At Uni I tended to keep my mouth shut. If I spoke more than twice during tutorials in 1st and 2nd year that would be generous.This was the self-conscious ‘ashamed and embarrassed’ phase. This phase would probably have happened anyway. If not about the way I spoke, it would’ve been about the size of my nose or my fat thighs or something.
Then I went through an angry phase.
It’s communication, stupid! Could you understand me? Yes. So shut the f* up!
All the time my Mother noticed the subtle language changes and ‘approved’. Which annoyed me even more for my brother and I had laughed at the way in which we were exhorted by our Mother and by school teachers to ‘speak properly’. We had laughed but acknowledge the damage it sometimes did us – bullied by peers if we adopted ‘proper English’ and thumped by Mother if we lapsed.
It is about our ability to communicate. But the way we speak communicates much more about us than the meaning of the words we say.
I was out on Friday night with two friends. Maisie’s is a comfortably rough wee local. I know most of the folk who drink in it and they know me – usually as ‘Megan’s Mum’ or ‘Lewis’ Mum’. I was talking to Meg – she was working behind the bar – when one guy interjected like he was accusing me: Wer dae ewe cum fae? Ewir no fae roon here.
Meg says I gave him a look that would’ve frozen his gonads before saying: Whit? Whit ewe talkin’ aboot? Whit the fuk his it tae dae wi’ ewe anywi? He shuffled off. She laughed. And we resumed our softer speech, fully-present vowels and consonant-richer language just different from the language he and I had used on one another.

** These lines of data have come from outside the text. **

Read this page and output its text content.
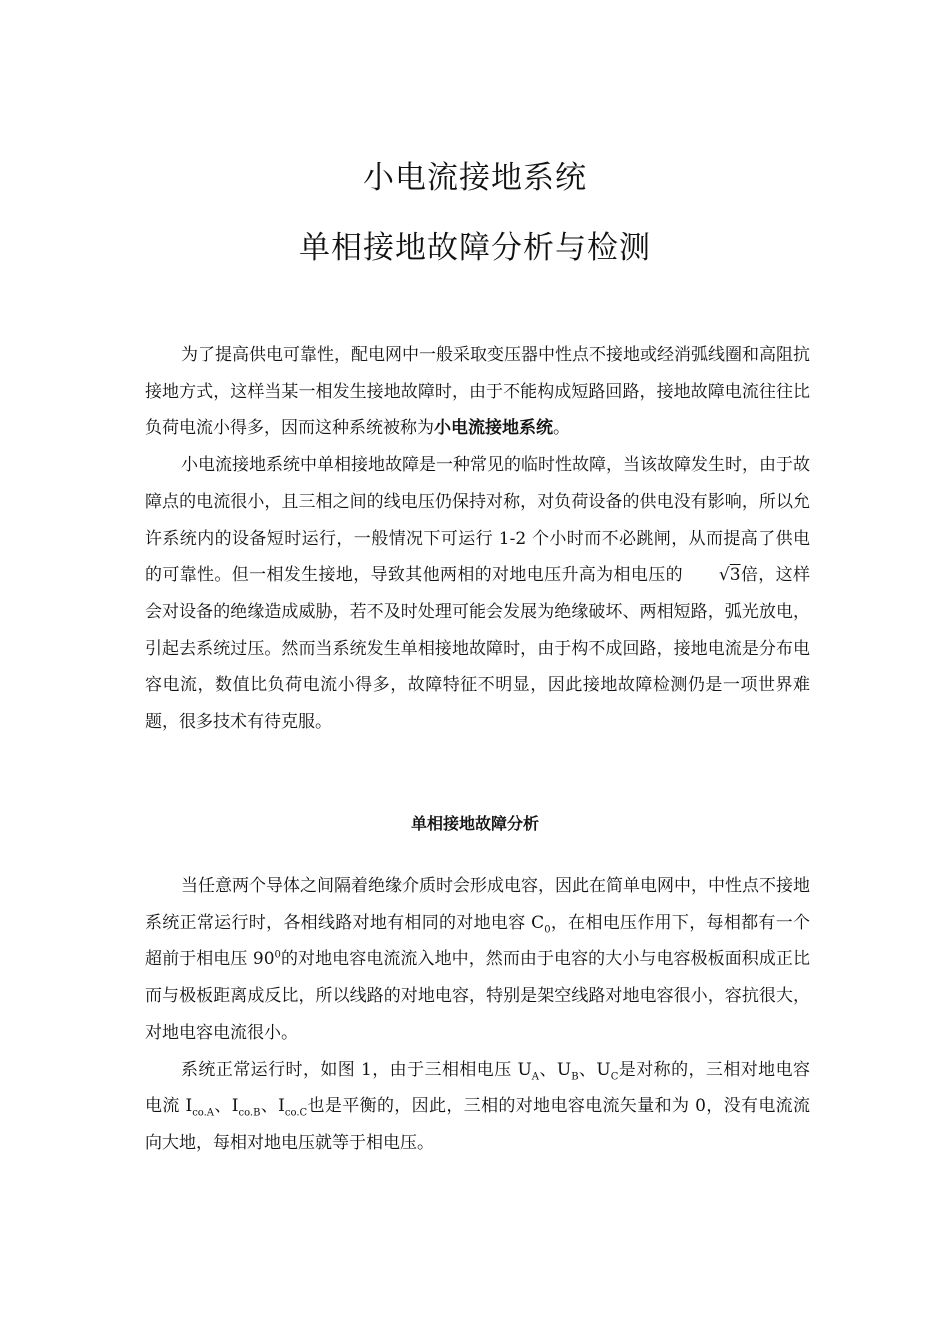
小电流接地系统
单相接地故障分析与检测

为了提高供电可靠性，配电网中一般采取变压器中性点不接地或经消弧线圈和高阻抗接地方式，这样当某一相发生接地故障时，由于不能构成短路回路，接地故障电流往往比负荷电流小得多，因而这种系统被称为小电流接地系统。

小电流接地系统中单相接地故障是一种常见的临时性故障，当该故障发生时，由于故障点的电流很小，且三相之间的线电压仍保持对称，对负荷设备的供电没有影响，所以允许系统内的设备短时运行，一般情况下可运行 1-2 个小时而不必跳闸，从而提高了供电的可靠性。但一相发生接地，导致其他两相的对地电压升高为相电压的 √3倍，这样会对设备的绝缘造成威胁，若不及时处理可能会发展为绝缘破坏、两相短路，弧光放电，引起去系统过压。然而当系统发生单相接地故障时，由于构不成回路，接地电流是分布电容电流，数值比负荷电流小得多，故障特征不明显，因此接地故障检测仍是一项世界难题，很多技术有待克服。

单相接地故障分析

当任意两个导体之间隔着绝缘介质时会形成电容，因此在简单电网中，中性点不接地系统正常运行时，各相线路对地有相同的对地电容 $C_0$，在相电压作用下，每相都有一个超前于相电压 $90^0$的对地电容电流流入地中，然而由于电容的大小与电容极板面积成正比而与极板距离成反比，所以线路的对地电容，特别是架空线路对地电容很小，容抗很大，对地电容电流很小。

系统正常运行时，如图 1，由于三相相电压 $U_A$、$U_B$、$U_C$是对称的，三相对地电容电流 $I_{co.A}$、$I_{co.B}$、$I_{co.C}$也是平衡的，因此，三相的对地电容电流矢量和为 0，没有电流流向大地，每相对地电压就等于相电压。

Perhaps it’s the case that there’s a time and place for everything.
I’m aware that my own children fully enunciate many words whose vowels and consonants would run and blend in the language I grew up speaking. Though I’m also aware that they too change depending on their audience. Their language being part-cost of the membership of that particular friendship group – or simply related to their age.
As for my Mum and Dad – over the years their own language has slipped back into the sturdy nursery of their childhood. Stolidly Lanarkshire in pronunciation. They speak West Central Scottish and reveal their age in their continued use of dialect words and phrases.
Some of my favourites:
Duntit – meaning bumped into and bashed
thole – meaning ‘suffer stoically’ or ‘put up with’ or ‘endure’
‘away fur a wee daunder’ – meaning to go for a largely aimless wander somewhere
craitur – probably ‘creature’ but it’s more than that – it can refer to appearance as in ‘pair craitur’ (poor creature) and also to nature or personality (pejorative).
stoorie – meaning ‘dusty’ but so much more satisfying an adjective
reekin’ – meaning smells not good
sheuch – meaning the street gutter
ingon – sounds like ingot – but means ‘onion’
dreich – best of all, this word refers to a grey damp washed-out drab day…
(I’ll attach a video of the words being spoken later?)
So, does it matter? How we speak? If we are understood? Or does the way we speak truly reveal us to our audience? Exposing us to prejudice and assumption – the most innocuous of which still revealing so much about the way in which our society works.